Each model had this starting frame:

To make it a fairer comparison, I designed each prompt for that specific model (or at least I tried), but all have the same purpose. Each one is 720 fps (because, you know, credit budget).

Kling 3.0 Omni

One of the most interesting aspects of Kling Omni is that it approaches video generation differently from many competing models.

Most generative video models treat each prompt as a largely self-contained request. You provide a starting image, a prompt, and the model attempts to create motion that satisfies the instruction. The model understands the current frame extremely well, but its understanding of broader narrative context is often limited and as each frame in a sequence is generated, it usually only understands the one just before it. That is why you can start the shot with something really great, but by the end of a film (or even just within the shot), the details shift ever so slightly.

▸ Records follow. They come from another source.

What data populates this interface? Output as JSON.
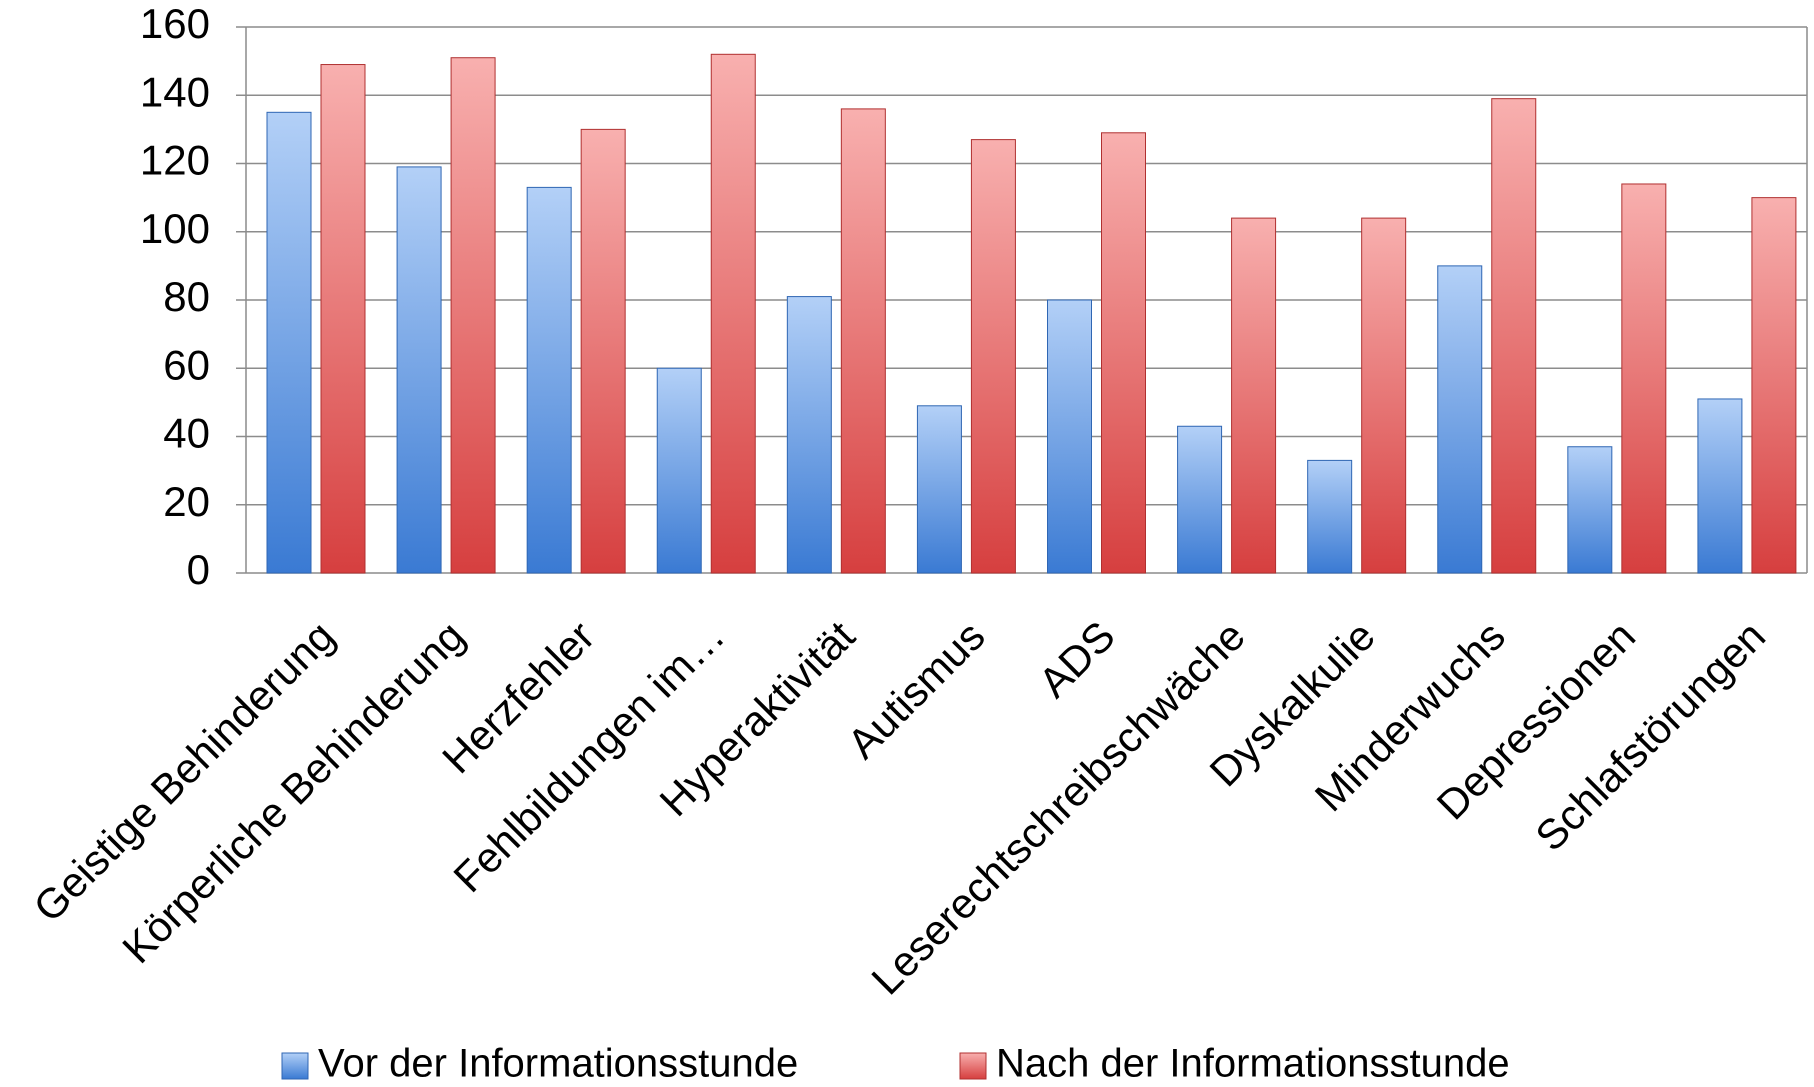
{
  "chart_data": {
    "type": "bar",
    "categories": [
      "Geistige Behinderung",
      "Körperliche Behinderung",
      "Herzfehler",
      "Fehlbildungen im…",
      "Hyperaktivität",
      "Autismus",
      "ADS",
      "Leserechtschreibschwäche",
      "Dyskalkulie",
      "Minderwuchs",
      "Depressionen",
      "Schlafstörungen"
    ],
    "series": [
      {
        "name": "Vor der Informationsstunde",
        "color": "#4f8de0",
        "values": [
          135,
          119,
          113,
          60,
          81,
          49,
          80,
          43,
          33,
          90,
          37,
          51
        ]
      },
      {
        "name": "Nach der Informationsstunde",
        "color": "#e05555",
        "values": [
          149,
          151,
          130,
          152,
          136,
          127,
          129,
          104,
          104,
          139,
          114,
          110
        ]
      }
    ],
    "ylim": [
      0,
      160
    ],
    "yticks": [
      0,
      20,
      40,
      60,
      80,
      100,
      120,
      140,
      160
    ],
    "grid": true,
    "legend": "bottom"
  }
}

You can load elements - descriptions of people, things or locations with up to 4 reference images. So as the camera gets closer to her face, she looks as expected. And if I tried to generate this later in another shot, she’d still look the same there too.

Using the same element, I could put her in a totally different context and she’d still be largely consistent.

Veo 3.1 Fast

Veo 3.1 (even the Fast version) is certainly one of the stronger models. It does have a tendency to do weird things with movement, and to create a sort of cartoonish overlay on the characters.

Ray 3.14

I LOVE Ray 3.14, for the way it handles fast-moving, epic cinematic shots.

Firefly

Yeah, nah. Not really suitable for this one, I reckon.

Runway Gen 4.5

The motions didn’t really work here.